When presenting your review, refer back to automatically-generated content (e.g. the results of style checkers) as well as the contribution guidelines described in the previous section as this helps depersonalise your comments. These documents also help ensure that aspects not covered by automated processes (cryptic or verbose variable names, for example) can also be discussed in a constructive way. These documents can also provide an educational benefit, helping to increase awareness within contributors of good programming practices, and therefore to improve the quality of their code generally.
It is important that you are correct and precise in your review and suggestions.
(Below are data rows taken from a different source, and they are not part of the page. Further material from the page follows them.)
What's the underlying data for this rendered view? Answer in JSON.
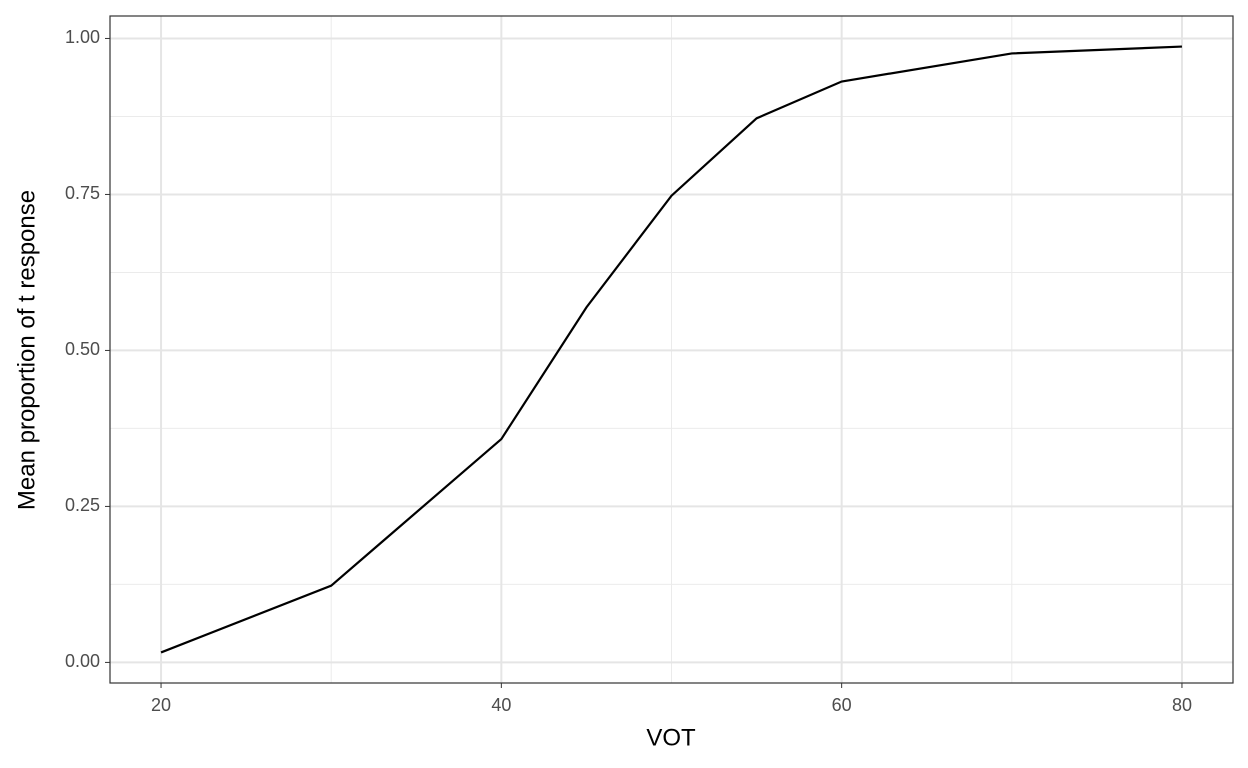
{
  "chart_data": {
    "type": "line",
    "x_label": "VOT",
    "y_label": "Mean proportion of t response",
    "x": [
      20,
      30,
      40,
      45,
      50,
      55,
      60,
      70,
      80
    ],
    "series": [
      {
        "color": "#000000",
        "values": [
          0.016,
          0.123,
          0.358,
          0.569,
          0.748,
          0.872,
          0.931,
          0.976,
          0.987
        ]
      }
    ],
    "xlim": [
      17,
      83
    ],
    "ylim": [
      -0.033,
      1.036
    ],
    "xticks": [
      20,
      40,
      60,
      80
    ],
    "yticks": [
      {
        "value": 0,
        "label": "0.00"
      },
      0.25,
      {
        "value": 0.5,
        "label": "0.50"
      },
      0.75,
      {
        "value": 1,
        "label": "1.00"
      }
    ],
    "grid": true
  }
}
You should avoid suggesting things that might actually not work, only suggest alternatives that you know, and have checked, will work.
Including examples of code (formatted in a way that clearly shows inputs and output) is a good way of ensuring the discussion is positive and constructive. It can be linked to specific technology or software stacks (e.g. in astrophysics it will be better to follow guidelines similar to Astropy).
Reviews can and should be a discussion and a building process which will improve the quality of the code and, by consequence, the quality of the software.
After the review
Regardless of what issues your review has revealed, or how challenging some of the code may have been to review, remember that the developer has voluntarily submitted their work to your criticism. Thank them for allowing you to read their code. Be sure to highlight anything you have learned from their code, or in the process of doing the review, as this emphasises that the review is a two-way process, a conversation.
If the code is a submission to your open source project, then also thank the developer for taking the time to make their submission. A little bit of gratitude could go a long way, promoting you and your software as being welcoming to contributors, which can help you grow the community around your software.
If you have no response to your review, you may want to do a friendly follow-up contact, to find out how they are getting on with any changes, and to offer a chance to clarify any points you raised. Again, this keeps the dialogue going and could reassure the developer that their code was not all bad!
That concludes our advice on reviews, endeavouring, in the spirit of Fox News, to ensure reviews are “fair and balanced”. If you have any hints and tips of your own, please feel free to share them with us!